Under his reign the under-20 and under-17 World Cups were established, as well as the Women’s World Cup, all of which could be staged in developing countries to kick-start their infrastructure upgrades.
As for FIFA itself, Havelange revolutionised the organisation into a slick business, as the author of Futebol Nation – The Story of Brazil Through Soccer, David Goldblatt, points out. “Havelange brought to the institution the unique imprimatur of Brazil’s ruling elite: imperious cordiality, ruthless clientelistic politics and a self-serving blurring of the public and private realms, for institutional and personal benefit. Once in place, he set about revolutionising FIFA, turning it from a tiny amateurish federation into one of the world’s most powerful international organisations.”

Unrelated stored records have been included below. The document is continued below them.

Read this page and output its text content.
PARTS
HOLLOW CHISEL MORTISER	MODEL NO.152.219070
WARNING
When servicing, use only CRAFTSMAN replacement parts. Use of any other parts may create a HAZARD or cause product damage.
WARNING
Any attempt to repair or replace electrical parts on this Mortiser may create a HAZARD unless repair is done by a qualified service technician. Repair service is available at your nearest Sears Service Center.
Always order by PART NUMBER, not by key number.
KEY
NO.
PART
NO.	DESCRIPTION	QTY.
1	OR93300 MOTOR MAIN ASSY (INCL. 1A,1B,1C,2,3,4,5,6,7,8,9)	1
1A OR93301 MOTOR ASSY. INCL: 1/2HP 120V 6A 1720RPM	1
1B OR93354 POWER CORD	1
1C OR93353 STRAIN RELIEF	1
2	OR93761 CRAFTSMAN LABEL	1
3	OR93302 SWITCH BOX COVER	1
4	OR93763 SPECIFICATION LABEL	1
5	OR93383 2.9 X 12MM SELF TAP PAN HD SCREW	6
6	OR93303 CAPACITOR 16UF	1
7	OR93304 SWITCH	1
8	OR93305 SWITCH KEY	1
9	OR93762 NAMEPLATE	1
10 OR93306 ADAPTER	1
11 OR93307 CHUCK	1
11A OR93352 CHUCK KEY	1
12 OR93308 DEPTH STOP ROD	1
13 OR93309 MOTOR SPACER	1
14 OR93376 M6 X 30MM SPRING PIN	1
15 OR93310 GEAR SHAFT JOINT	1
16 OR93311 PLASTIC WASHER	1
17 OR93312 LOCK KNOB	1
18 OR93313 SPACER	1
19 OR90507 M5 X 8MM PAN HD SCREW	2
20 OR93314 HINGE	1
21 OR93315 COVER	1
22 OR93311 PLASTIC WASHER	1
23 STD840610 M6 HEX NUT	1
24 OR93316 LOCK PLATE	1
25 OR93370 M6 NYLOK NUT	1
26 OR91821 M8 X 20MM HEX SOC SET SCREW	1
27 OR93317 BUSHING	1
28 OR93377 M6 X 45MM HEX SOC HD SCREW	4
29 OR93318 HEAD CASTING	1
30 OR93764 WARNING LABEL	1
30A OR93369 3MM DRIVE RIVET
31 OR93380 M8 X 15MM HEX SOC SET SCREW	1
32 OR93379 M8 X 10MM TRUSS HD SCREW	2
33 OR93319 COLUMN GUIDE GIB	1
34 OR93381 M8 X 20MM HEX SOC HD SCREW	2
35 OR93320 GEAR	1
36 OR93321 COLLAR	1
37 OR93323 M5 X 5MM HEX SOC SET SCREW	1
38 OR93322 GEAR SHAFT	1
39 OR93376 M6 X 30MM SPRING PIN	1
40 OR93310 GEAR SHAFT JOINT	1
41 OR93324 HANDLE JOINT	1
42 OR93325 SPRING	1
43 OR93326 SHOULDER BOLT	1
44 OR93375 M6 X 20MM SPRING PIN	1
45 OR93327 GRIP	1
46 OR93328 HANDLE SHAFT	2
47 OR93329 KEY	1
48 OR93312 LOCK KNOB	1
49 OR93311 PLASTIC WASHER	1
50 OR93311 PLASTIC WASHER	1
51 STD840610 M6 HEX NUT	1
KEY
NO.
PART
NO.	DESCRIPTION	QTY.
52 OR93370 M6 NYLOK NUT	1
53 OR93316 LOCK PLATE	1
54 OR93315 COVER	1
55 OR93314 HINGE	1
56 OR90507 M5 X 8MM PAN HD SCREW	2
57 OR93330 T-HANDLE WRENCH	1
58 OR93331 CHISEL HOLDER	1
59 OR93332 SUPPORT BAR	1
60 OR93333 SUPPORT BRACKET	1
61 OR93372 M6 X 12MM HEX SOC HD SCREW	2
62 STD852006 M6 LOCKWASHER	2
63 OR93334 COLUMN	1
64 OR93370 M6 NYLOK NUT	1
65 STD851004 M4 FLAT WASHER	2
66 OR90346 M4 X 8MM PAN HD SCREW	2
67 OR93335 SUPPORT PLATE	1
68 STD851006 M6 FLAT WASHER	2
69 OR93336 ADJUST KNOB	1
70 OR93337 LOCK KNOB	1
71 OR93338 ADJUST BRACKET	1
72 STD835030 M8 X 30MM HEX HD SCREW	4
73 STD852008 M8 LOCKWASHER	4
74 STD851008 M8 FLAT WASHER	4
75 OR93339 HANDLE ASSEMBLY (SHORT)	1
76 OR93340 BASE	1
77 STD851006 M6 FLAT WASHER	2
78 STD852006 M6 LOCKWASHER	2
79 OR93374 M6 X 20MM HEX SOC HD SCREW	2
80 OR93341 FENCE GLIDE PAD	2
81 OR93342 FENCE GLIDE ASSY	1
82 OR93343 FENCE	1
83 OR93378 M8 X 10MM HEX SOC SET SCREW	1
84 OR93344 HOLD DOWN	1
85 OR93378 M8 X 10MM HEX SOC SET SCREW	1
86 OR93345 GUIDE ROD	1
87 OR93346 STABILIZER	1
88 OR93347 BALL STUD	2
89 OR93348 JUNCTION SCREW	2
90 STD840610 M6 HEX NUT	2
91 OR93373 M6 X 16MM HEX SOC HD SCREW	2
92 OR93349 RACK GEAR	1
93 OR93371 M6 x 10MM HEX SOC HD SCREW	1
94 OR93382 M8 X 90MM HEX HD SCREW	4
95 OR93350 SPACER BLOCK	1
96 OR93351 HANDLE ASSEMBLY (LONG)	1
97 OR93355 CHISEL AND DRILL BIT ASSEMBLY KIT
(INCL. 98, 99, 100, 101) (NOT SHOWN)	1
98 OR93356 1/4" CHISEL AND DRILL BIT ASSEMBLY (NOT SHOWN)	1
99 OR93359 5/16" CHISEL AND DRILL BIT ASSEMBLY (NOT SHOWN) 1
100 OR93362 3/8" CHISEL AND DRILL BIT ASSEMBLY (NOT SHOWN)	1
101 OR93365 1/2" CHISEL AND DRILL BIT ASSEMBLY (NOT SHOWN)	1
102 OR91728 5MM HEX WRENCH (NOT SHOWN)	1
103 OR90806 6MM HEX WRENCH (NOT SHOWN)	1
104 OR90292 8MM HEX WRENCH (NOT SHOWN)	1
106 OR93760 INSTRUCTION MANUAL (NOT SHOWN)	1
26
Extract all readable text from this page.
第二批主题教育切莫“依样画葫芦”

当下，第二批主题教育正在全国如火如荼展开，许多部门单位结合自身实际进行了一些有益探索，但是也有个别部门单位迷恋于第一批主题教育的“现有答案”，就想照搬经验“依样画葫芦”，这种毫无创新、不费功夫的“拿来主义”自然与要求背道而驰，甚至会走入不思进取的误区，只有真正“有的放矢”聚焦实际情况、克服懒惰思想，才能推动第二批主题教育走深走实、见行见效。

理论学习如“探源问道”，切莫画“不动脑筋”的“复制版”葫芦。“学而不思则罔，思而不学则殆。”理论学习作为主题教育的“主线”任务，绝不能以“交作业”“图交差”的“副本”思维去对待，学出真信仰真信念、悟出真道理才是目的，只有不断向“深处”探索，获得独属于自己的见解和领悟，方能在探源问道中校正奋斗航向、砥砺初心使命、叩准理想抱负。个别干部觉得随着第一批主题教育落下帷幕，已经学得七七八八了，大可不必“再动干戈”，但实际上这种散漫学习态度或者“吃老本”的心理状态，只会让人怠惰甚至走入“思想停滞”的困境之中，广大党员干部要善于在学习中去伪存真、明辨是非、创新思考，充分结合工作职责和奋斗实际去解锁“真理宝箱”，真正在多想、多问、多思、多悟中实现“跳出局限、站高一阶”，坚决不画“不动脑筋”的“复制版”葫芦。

For all his supposed moral fortitude, Rous just didn’t have the cutting edge necessary to take advantage of the tidal wave of change that was happening around him. There was still, incredibly, a lingering sense of being the moral leaders of world football in England around this time, even if the Brazilian teams that captured three of the previous four World Cups made the world fall in love with their joie de vivre on the pitch. In reality, it was a refusal to move with the times, as Vickery describes: “The time had come to take the running of global football out of the hands of an absurd outdated Colonel Blimp. After the Second World War Europe had over half the FIFA membership. By 1974, it had less than a third. It was a post-colonial era, full of new, independent countries. The world had changed, but Rous was unable to change with it.”
Maybe he had been guilty of not being progressive enough, but at least he could point to his ethical fortitude – couldn’t he? A former referee and schoolteacher, Rous certainly held rules and conformity in high esteem, but his history in football’s top job was far from clean. “There was unrest over the support Rous gave apartheid South Africa, long after the country had been kicked out of the international Olympic movement,” adds Vickery. “This is an option which looked bad at the time and seems worse now – and shows there were other types of corruption as well as financial.” Rous had been worried that if FIFA turned its back on South Africa the development of the game there would suffer irrevocably. Proposals to send all-white and all-black teams to alternate World Cups were quickly scotched, but the stain on the organisation’s reputation had been well and truly struck.
Even more shocking was FIFA’s decision under Rous to stage the Chile-USSR World Cup playoff in Santiago shortly after General Augusto Pinochet’s deadly coup.
The ground was being used to carry out mass torture and executions, with thousands being imprisoned; just to stage the game, prisoners had to be relocated, while the stadium had to be cleaned to erase outward evidence of the bloodshed taking place inside its very walls. The Soviets refused to travel, and farcical scenes ensued with Chile taking the pitch with no opponents to face in a brazen attempt to cover over the actions of the horrendously brutal regime.
Havelange’s legacy is a matter of perspective. Without question, his personal drive dragged the game into the modern world, and opened up the governance of the sport to develop the game on a global stage. He delivered on a number of key election promises, and was canny enough to realise the importance of appealing to the wide spectrum of the football family.
“His legacy is as the pioneer who set not only football but all of sport on the road to televisual riches,” concludes Radnedge. “To whatever extent he may be considered corrupt by 21st century, western-European standards, he would respond that what other people think is irrelevant – all that mattered was that he was loyal to the world in which he grew up and fought his way up in.”